3. The Board found an employer did not violate the NLRA by restricting union representatives from accessing the employer’s store, after the representatives failed to follow longstanding visitation ground rules. Fred Meyer Stores, Inc., et al., 368 NLRB No. 6 (June 18, 2019). Claiming a right under a visitation provision in the collective bargaining agreement, eight union representatives visited the employer’s store to speak with employees. Only some of the representatives checked in with the employer before meeting with employees outside the employee breakroom. The employer directed the representatives to meet employees only in the breakroom. The employer also said too many union representatives were present. The union filed an unfair labor practice charge alleging these restrictions violated the Act. On remand from the U.S. Court of Appeals for the D.C. Circuit, the NLRB found the employer did not violate the Act because, although union representatives were permitted to visit the store under their collective bargaining agreement’s visitation provision, they acted outside the scope of that provision and past practice.

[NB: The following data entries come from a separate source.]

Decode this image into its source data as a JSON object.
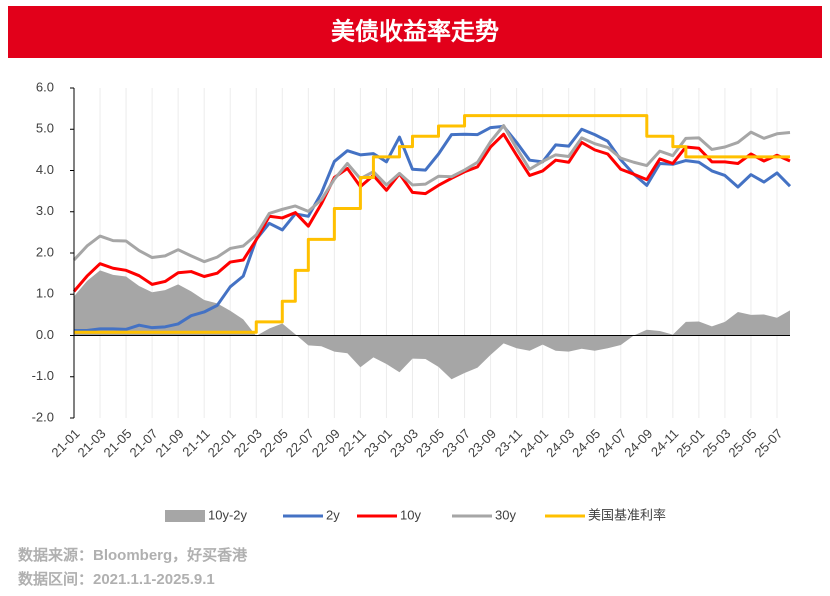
{
  "chart_data": {
    "type": "line",
    "title": "美债收益率走势",
    "notes": [
      "数据来源：Bloomberg，好买香港",
      "数据区间：2021.1.1-2025.9.1"
    ],
    "categories": [
      "21-01",
      null,
      "21-03",
      null,
      "21-05",
      null,
      "21-07",
      null,
      "21-09",
      null,
      "21-11",
      null,
      "22-01",
      null,
      "22-03",
      null,
      "22-05",
      null,
      "22-07",
      null,
      "22-09",
      null,
      "22-11",
      null,
      "23-01",
      null,
      "23-03",
      null,
      "23-05",
      null,
      "23-07",
      null,
      "23-09",
      null,
      "23-11",
      null,
      "24-01",
      null,
      "24-03",
      null,
      "24-05",
      null,
      "24-07",
      null,
      "24-09",
      null,
      "24-11",
      null,
      "25-01",
      null,
      "25-03",
      null,
      "25-05",
      null,
      "25-07",
      null
    ],
    "ylim": [
      -2,
      6
    ],
    "yticks": [
      {
        "value": -2,
        "label": "-2.0"
      },
      {
        "value": -1,
        "label": "-1.0"
      },
      {
        "value": 0,
        "label": "0.0"
      },
      {
        "value": 1,
        "label": "1.0"
      },
      {
        "value": 2,
        "label": "2.0"
      },
      {
        "value": 3,
        "label": "3.0"
      },
      {
        "value": 4,
        "label": "4.0"
      },
      {
        "value": 5,
        "label": "5.0"
      },
      {
        "value": 6,
        "label": "6.0"
      }
    ],
    "grid": "x",
    "series": [
      {
        "name": "10y-2y",
        "kind": "area",
        "color": "#a6a6a6",
        "values": [
          0.95,
          1.32,
          1.58,
          1.47,
          1.43,
          1.2,
          1.05,
          1.1,
          1.24,
          1.07,
          0.86,
          0.78,
          0.6,
          0.39,
          -0.01,
          0.17,
          0.29,
          0.03,
          -0.24,
          -0.26,
          -0.39,
          -0.43,
          -0.77,
          -0.53,
          -0.69,
          -0.89,
          -0.56,
          -0.57,
          -0.76,
          -1.06,
          -0.91,
          -0.78,
          -0.47,
          -0.19,
          -0.31,
          -0.37,
          -0.22,
          -0.37,
          -0.39,
          -0.32,
          -0.37,
          -0.31,
          -0.23,
          0.0,
          0.14,
          0.11,
          0.02,
          0.33,
          0.34,
          0.22,
          0.33,
          0.57,
          0.5,
          0.51,
          0.43,
          0.61
        ]
      },
      {
        "name": "2y",
        "kind": "line",
        "color": "#4472c4",
        "values": [
          0.12,
          0.12,
          0.16,
          0.16,
          0.15,
          0.25,
          0.19,
          0.21,
          0.28,
          0.48,
          0.57,
          0.73,
          1.18,
          1.44,
          2.33,
          2.72,
          2.56,
          2.95,
          2.89,
          3.45,
          4.22,
          4.48,
          4.38,
          4.41,
          4.21,
          4.81,
          4.03,
          4.01,
          4.4,
          4.87,
          4.88,
          4.87,
          5.04,
          5.07,
          4.68,
          4.25,
          4.21,
          4.62,
          4.59,
          5.0,
          4.87,
          4.71,
          4.26,
          3.91,
          3.64,
          4.17,
          4.15,
          4.24,
          4.2,
          3.99,
          3.88,
          3.6,
          3.9,
          3.72,
          3.94,
          3.62
        ]
      },
      {
        "name": "10y",
        "kind": "line",
        "color": "#ff0000",
        "values": [
          1.07,
          1.44,
          1.74,
          1.63,
          1.58,
          1.45,
          1.24,
          1.31,
          1.52,
          1.55,
          1.43,
          1.51,
          1.78,
          1.83,
          2.32,
          2.89,
          2.85,
          2.98,
          2.65,
          3.19,
          3.83,
          4.05,
          3.61,
          3.88,
          3.52,
          3.92,
          3.47,
          3.44,
          3.64,
          3.81,
          3.97,
          4.09,
          4.57,
          4.88,
          4.37,
          3.88,
          3.99,
          4.25,
          4.2,
          4.68,
          4.5,
          4.4,
          4.03,
          3.91,
          3.78,
          4.28,
          4.17,
          4.57,
          4.54,
          4.21,
          4.21,
          4.17,
          4.4,
          4.23,
          4.37,
          4.23
        ]
      },
      {
        "name": "30y",
        "kind": "line",
        "color": "#a6a6a6",
        "values": [
          1.83,
          2.17,
          2.41,
          2.3,
          2.29,
          2.06,
          1.89,
          1.93,
          2.08,
          1.93,
          1.79,
          1.9,
          2.11,
          2.17,
          2.44,
          2.96,
          3.06,
          3.14,
          3.01,
          3.29,
          3.79,
          4.17,
          3.8,
          3.97,
          3.65,
          3.93,
          3.65,
          3.67,
          3.86,
          3.85,
          4.01,
          4.2,
          4.7,
          5.09,
          4.54,
          4.03,
          4.22,
          4.38,
          4.34,
          4.79,
          4.65,
          4.56,
          4.3,
          4.2,
          4.12,
          4.47,
          4.36,
          4.78,
          4.79,
          4.51,
          4.57,
          4.68,
          4.93,
          4.78,
          4.89,
          4.92
        ]
      },
      {
        "name": "美国基准利率",
        "kind": "step",
        "color": "#ffc000",
        "values": [
          0.08,
          0.08,
          0.08,
          0.08,
          0.08,
          0.08,
          0.08,
          0.08,
          0.08,
          0.08,
          0.08,
          0.08,
          0.08,
          0.08,
          0.33,
          0.33,
          0.83,
          1.58,
          2.33,
          2.33,
          3.08,
          3.08,
          3.83,
          4.33,
          4.33,
          4.58,
          4.83,
          4.83,
          5.08,
          5.08,
          5.33,
          5.33,
          5.33,
          5.33,
          5.33,
          5.33,
          5.33,
          5.33,
          5.33,
          5.33,
          5.33,
          5.33,
          5.33,
          5.33,
          4.83,
          4.83,
          4.58,
          4.33,
          4.33,
          4.33,
          4.33,
          4.33,
          4.33,
          4.33,
          4.33,
          4.33
        ]
      }
    ]
  }
}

4. NLRB Chairman John Ring filed a formal complaint against the Board’s Inspector General (IG), a move many interpreted as an attempt to push out the IG over his role in the evolving debate in the Board’s joint-employer standard. Ring’s complaint concerns IG David Berry’s allegedly harsh treatment of Board employees and Equal Employment Opportunity Commission (EEOC) complaints filed against him over the past few years. Some have said Ring’s complaint was motivated by Berry’s February 2018 report concluding Board Member William Emanuel should have recused himself from participating in the Board’s decision in Hy-Brand Indus. Contractors, 365 NLRB No. 156 (Dec. 14, 2017), because of an alleged conflict of interest. In Hy-Brand, the Board reversed its standard for determining when two employers are joint employers jointly liable for, among other things, unfair labor practices committed by the other. Member Emanuel voted with the majority. The Board subsequently vacated Hy-Brand, based, in part, on IG Berry’s report. A majority of the Board’s four sitting members (three are Republicans) would have to agree to terminate and remove the IG.

5. The NLRB General Counsel’s (GC) office has recommended that the Board limit the use of “Scabby the Rat,” a giant inflatable balloon rat used for decades by labor unions during labor disputes, and similar inflatable animals. Summit Design + Build, LLC, 13-CC-225655 (Adv. Mem. Dec. 20, 2018, released June 2019). Federal labor law strictly regulates “secondary” activity by unions, including protests against “neutral” businesses with whom a union has no direct dispute. Under the Board’s standards, picketing a neutral employer is almost always unlawful, while informational handbilling is not. The Obama-era Board had ruled that use of Scabby (and other inflatable animals) is more like handbilling than picketing (and therefore is generally lawful). The current GC’s Office took a different position in Summit. Evaluating a union’s use of an inflatable “Fat Cat” against a neutral employer, the GC’s Advice Division held the “Fat Cat” created a “symbolic, confrontational barrier to anyone seeking to enter or work.” It found the use of the animal more like picketing than handbilling. As a result, the Advice Division recommended the Board return to its pre-Obama-era position, interpreting such tactics as unlawful when targeted at neutral employers.